Air Marshal Williams said that the use of the runway is dictated by meteorological instruments. Up to fifteen miles an hour ‘crosswind, the east-west runway is used, and the north-south runway is used only when the crosswind exceeds this figure. He also explained that the instrument landing system now being installed on the east-west runway would result in this runway being used under low visibility conditions, and that the holding area would now be over Warrandyte instead of over the southern suburbs. He also gave the deputation information about safety precautions to eliminate the possibility of accidents near the airport.

The Director-General of Civil Aviation and the Director of Airports were both present on this occasion and both confirmed that all that was reported in the press on the matter was substantially correct. The newspapers received the statement which I have quoted above and so did the Keilor Council. I suggest that the honorable member for Lalor should find something more important to do than waste the time of the National Parliament on a matter such as this is.

Question resolved in the affirmative.

page 261

PAPER

The following paper was presented : -

Sugar Agreement Act - Nineteenth Annual Report of the Fruit Industry Sugar Concession Committee, for year ended 31st August, 1950.

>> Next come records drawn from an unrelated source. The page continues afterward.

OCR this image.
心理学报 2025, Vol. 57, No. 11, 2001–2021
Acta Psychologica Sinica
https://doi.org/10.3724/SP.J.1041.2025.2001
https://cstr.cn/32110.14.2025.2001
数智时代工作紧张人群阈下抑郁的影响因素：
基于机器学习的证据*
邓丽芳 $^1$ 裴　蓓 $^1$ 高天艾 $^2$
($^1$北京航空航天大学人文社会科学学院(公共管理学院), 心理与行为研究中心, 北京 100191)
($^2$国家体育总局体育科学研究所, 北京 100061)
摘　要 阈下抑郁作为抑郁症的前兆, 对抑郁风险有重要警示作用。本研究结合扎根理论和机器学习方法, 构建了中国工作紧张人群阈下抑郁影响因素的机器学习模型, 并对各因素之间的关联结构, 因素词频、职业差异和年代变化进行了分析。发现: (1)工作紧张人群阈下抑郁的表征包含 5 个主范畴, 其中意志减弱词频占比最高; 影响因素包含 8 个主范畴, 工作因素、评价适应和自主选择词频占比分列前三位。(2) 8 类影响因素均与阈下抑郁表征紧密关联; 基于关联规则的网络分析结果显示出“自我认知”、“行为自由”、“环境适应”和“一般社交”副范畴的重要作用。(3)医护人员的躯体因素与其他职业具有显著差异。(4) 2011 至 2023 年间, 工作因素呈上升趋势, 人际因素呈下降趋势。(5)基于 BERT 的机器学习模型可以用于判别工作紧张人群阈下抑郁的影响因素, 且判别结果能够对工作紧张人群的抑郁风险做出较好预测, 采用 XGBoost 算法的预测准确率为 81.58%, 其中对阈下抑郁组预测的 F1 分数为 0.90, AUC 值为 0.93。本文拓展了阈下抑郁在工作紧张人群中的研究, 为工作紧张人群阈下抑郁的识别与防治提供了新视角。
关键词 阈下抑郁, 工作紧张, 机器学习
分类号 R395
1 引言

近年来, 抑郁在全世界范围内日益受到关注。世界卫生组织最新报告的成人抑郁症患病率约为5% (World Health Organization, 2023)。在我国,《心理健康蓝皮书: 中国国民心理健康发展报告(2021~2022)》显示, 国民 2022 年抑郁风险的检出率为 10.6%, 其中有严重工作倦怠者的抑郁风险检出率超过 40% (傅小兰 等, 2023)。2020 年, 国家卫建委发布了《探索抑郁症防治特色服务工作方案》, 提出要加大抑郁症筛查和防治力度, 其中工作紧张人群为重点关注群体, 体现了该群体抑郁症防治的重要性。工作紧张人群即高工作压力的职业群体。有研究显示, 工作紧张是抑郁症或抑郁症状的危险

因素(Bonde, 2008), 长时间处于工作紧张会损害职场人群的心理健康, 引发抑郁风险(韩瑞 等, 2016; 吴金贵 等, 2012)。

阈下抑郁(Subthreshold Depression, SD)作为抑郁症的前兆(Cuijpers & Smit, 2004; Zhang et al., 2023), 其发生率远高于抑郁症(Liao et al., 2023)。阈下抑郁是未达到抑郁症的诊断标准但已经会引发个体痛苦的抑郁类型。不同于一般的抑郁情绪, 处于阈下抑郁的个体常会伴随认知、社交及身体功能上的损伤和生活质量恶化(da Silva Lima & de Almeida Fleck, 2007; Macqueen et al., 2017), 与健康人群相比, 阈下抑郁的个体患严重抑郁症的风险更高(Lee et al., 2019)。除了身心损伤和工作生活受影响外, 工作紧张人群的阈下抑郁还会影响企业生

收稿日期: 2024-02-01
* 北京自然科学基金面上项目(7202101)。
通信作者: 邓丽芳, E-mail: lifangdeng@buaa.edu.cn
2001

House adjourned at 11.10 p.m.

page 261

ANSWERS TO QUESTIONS

The following answers to questions were circulated: -

Timber

Mr Calwell:

l asked the Minister representing the Minister for Trade and Customs, upon notice -

  1. Were any refunds of duties paid on imported timber remitted to consumers who had boughtsuch timber within the period 10th December, 1949, to 17th February, 1950, covered by a by-law made retrospective to the earlier date?
  2. If so, how much was so remitted?
  3. Were any refunds of duties not collected by merchants? If so, what was the amount?
  4. Were any such refunds collected by merchants and not passed on to consumers? If so, how much was involved?
  5. Were any such refunds collected by merchants and passed on to consumers? If so, how much?
Mr McEwEN:
CP

– The Minister for Trade and Customs has furnished the following reply : -

  1. Any refunds of duty would be made to the importers who entered the timber and the Department of Trade and Customs has no precise information as to whether importers who have been paid refund’s remitted to the consumers the whole or any portion of the amount refunded by the department. It will be realized that a considerable quantity of timber imported between the 10th December, 1949, and the 17th February, 1950, was not sold before the reduction in duty was granted and I am aware that many merchants took action to reduce the selling price of timber in Australia as soon as the decision was promulgated.
  2. See answer to 1. 3 to 5. To supply this information the Department of Trade and Customs would need to refer to all import entries covering timber imported into all States in order to extract details and then to examine the books of all importers to trace sales through to consumers and any subsequent credits to those consumers. In view of the shortage of staff and the necessity to ensure rapid clearance of current imports of goods through the customs to obviate wharf congestion, I am notprepared to direct the Department of Trade and Customs to undertake the extensive investigation necessary to answer these questions.

Coal

Mr Davies:

s asked the Minister for National Development, upon notice -

What restrictions in regard to coal supplies have been imposed by the Government of New South Wales either in relation to open-cut or deep coal mining?

Mr Casey:
LP

– To my knowledge there are no restrictions placed on coal mining by the Government of New South Wales, but I would remind the honorable member that such matters are controlled by the New South Wales Department of Mines, which would deal with each application on its merits.